Il y a forcément un impact sur la vente des vins, ou du moins, une érosion des ventes. Je pense que Bordeaux manque cruellement de transparence dans sa communication. Je parle global. Tenez, prenez la moindre bouteille de Bordeaux, petite ou grande propriété, vous n'aurez que très peu de chance d'avoir des informations sur ce qui est dans la bouteille. Rive gauche ? C'est la part belle au cabernet. Rive Droite ? Le merlot star… mais tout le monde ne le sait pas et toutes les propriétés varient les assemblages. Autant déguster des vins à l'aveugle certaines fois. Moi le premier, j'aimerai retrouver sur la bouteille, la richesse verbale des propriétaires des exploitations, tout leur dynamisme mais les pourcentages des contre-étiquettes qui vous expliquent quel est l'assemblage exact du vin que vous dégustez est encore bien trop faible. Mais là encore, le changement est en marche (toute ressemblance avec un discours de campagne politique est totalement fortuit) . On ne compte plus les appellations qui d'année en année ont su créer un véritable rituel de dégustation avec les journées portes ouvertes. Jamais en même temps, cela laisse les visiteurs libres d'organiser leurs balades sans frustration, les soirées tasting avec Terre de Vins qui rencontre chaque année un succès toujours plus grand, etc… Le Bordeaux Nouveau est né ! Mais reste encore un gros travail de communication pour retranscrire ces changements sur le terrain jusque dans les pages des magazines.

L'autre explication de l'immobilisme perçu pourrait également provenir des grands crus qui préfèrent rester sur des présentations de vin très classiques, surtout ne pas changer les étiquettes ou à peine une police différente… Et pourtant là encore le changement est en marche, les étiquettes évoluent, se simplifient, se modernisent mais les grands domaines n'ont pas forcément intérêt à tout modifier car toute leur image repose sur l'ancienneté des domaines et l'histoire Française qui en découle.
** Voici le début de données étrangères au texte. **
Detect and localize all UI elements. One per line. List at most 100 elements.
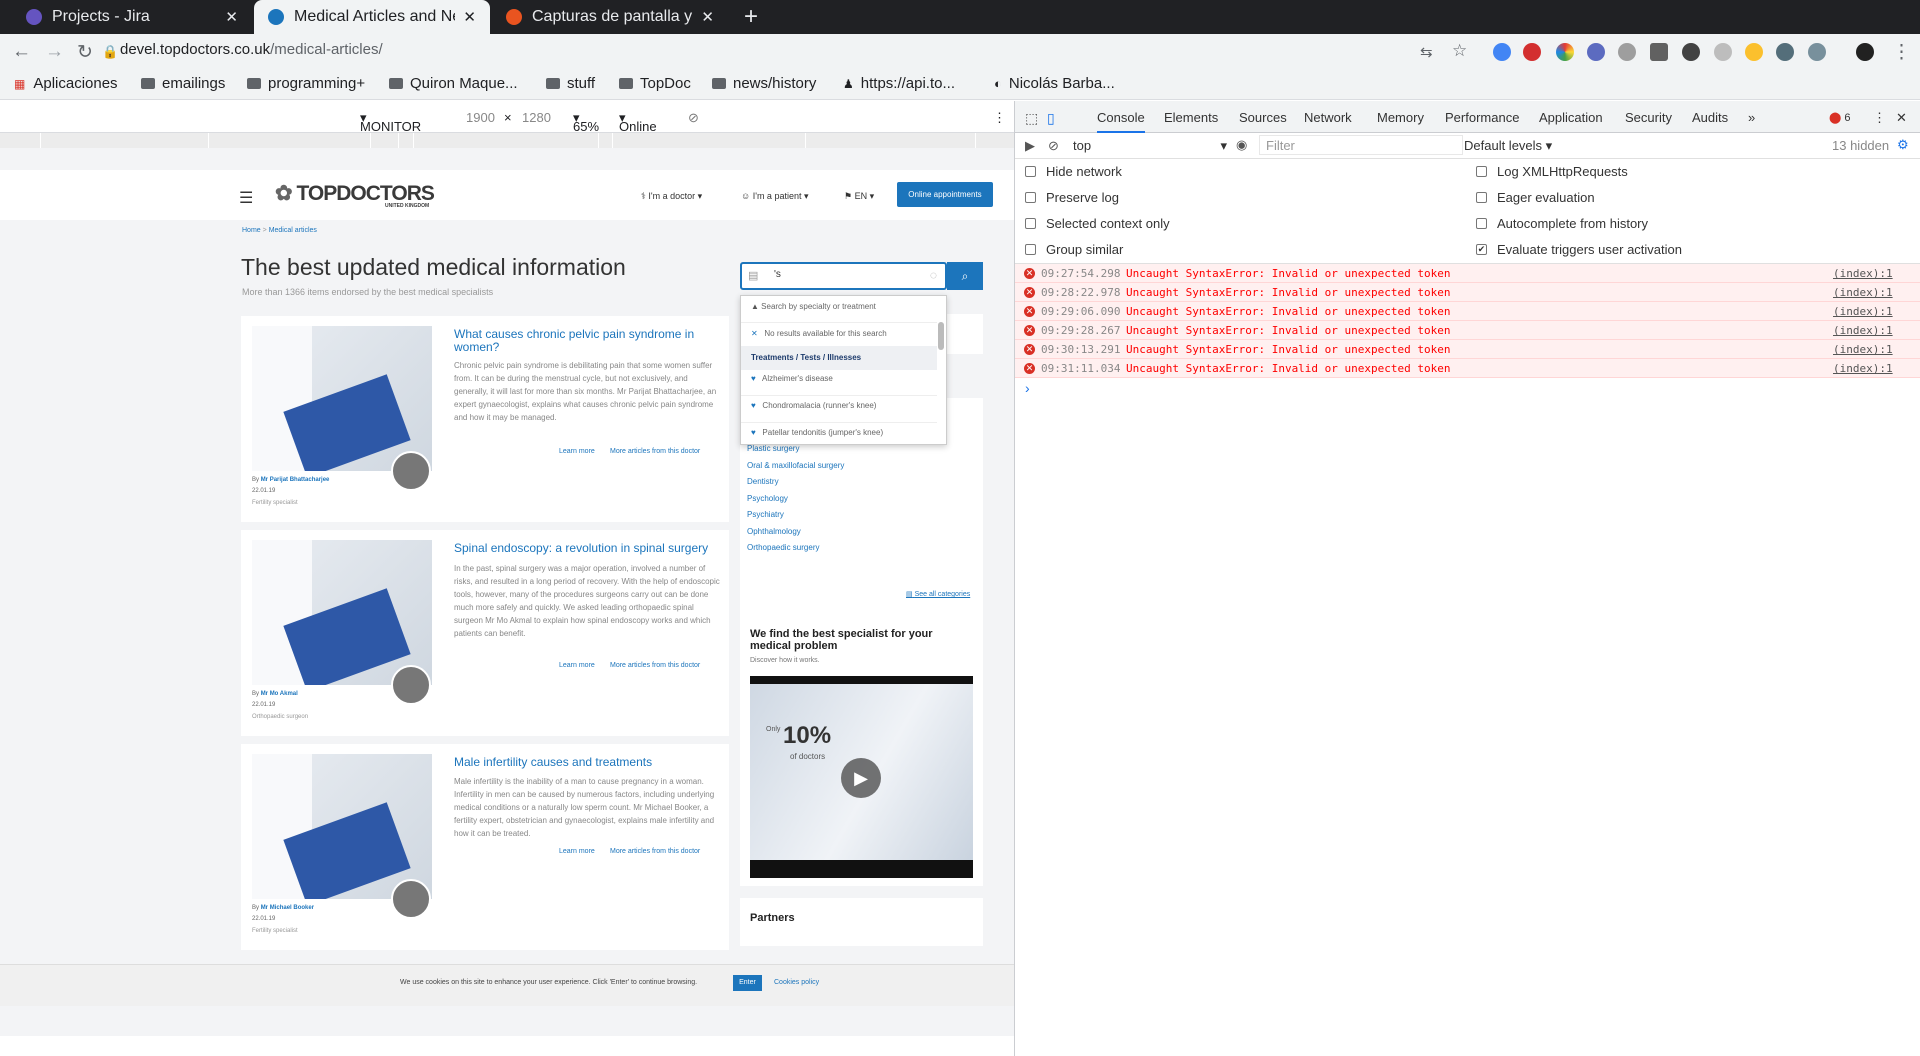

Une sorte de french art de vivre qui s'exporte toujours autant à l'international.

Vers la fin du Bordeaux Bashing ? Et sinon quelles solutions ?

Je ne pense pas qu'on pourra vraiment arrêter le French bashing car certains êtres bienpensants ne changeront pas d'avis demain, notamment sur l'une des critiques principales : le prix des vins. Pourtant croyez-moi, pas besoin d'une recherche intense pour trouver des Bordeaux à petit prix. Dès que vous sortez des grosses appellations, allez-vous aventurer sur les terres qui entourent ces dernières et vous trouverez bon nombre de petits domaines dont les vignerons signent leurs cuvées avec amour et avec des prix tout doux.

Il me semblerait à mon petit avis de simple amateur éclairé, que Bordeaux et ses artisans, auraient tout à gagner en communicant d'avantage sur leurs méthodes de production, à être à la recherche de proximité avec sa clientèle et remettre peut-être en question, tout son univers codifié et verrouillé de la production à la dégustation. Quid de créer en parallèle des primeurs pour les professionnels, des primeurs simplifiés pour le grand public ? Histoire de les mettre au cœur du processus de vinification ? D'allouer certaines parts de vignobles à de l'investissement particulier pour prendre part à la vie d'un vignoble ? à la manière d'un crowdfunding ? Ce qui est certain c'est que l'avenir de Bordeaux réside dans sa capacité à s'ouvrir sur le reste du monde tout en restant ce qu'il est : un vignoble magnifique avec des centaines de kilomètres de vignes tenues par des passionnés. Et un maître mot : transparence.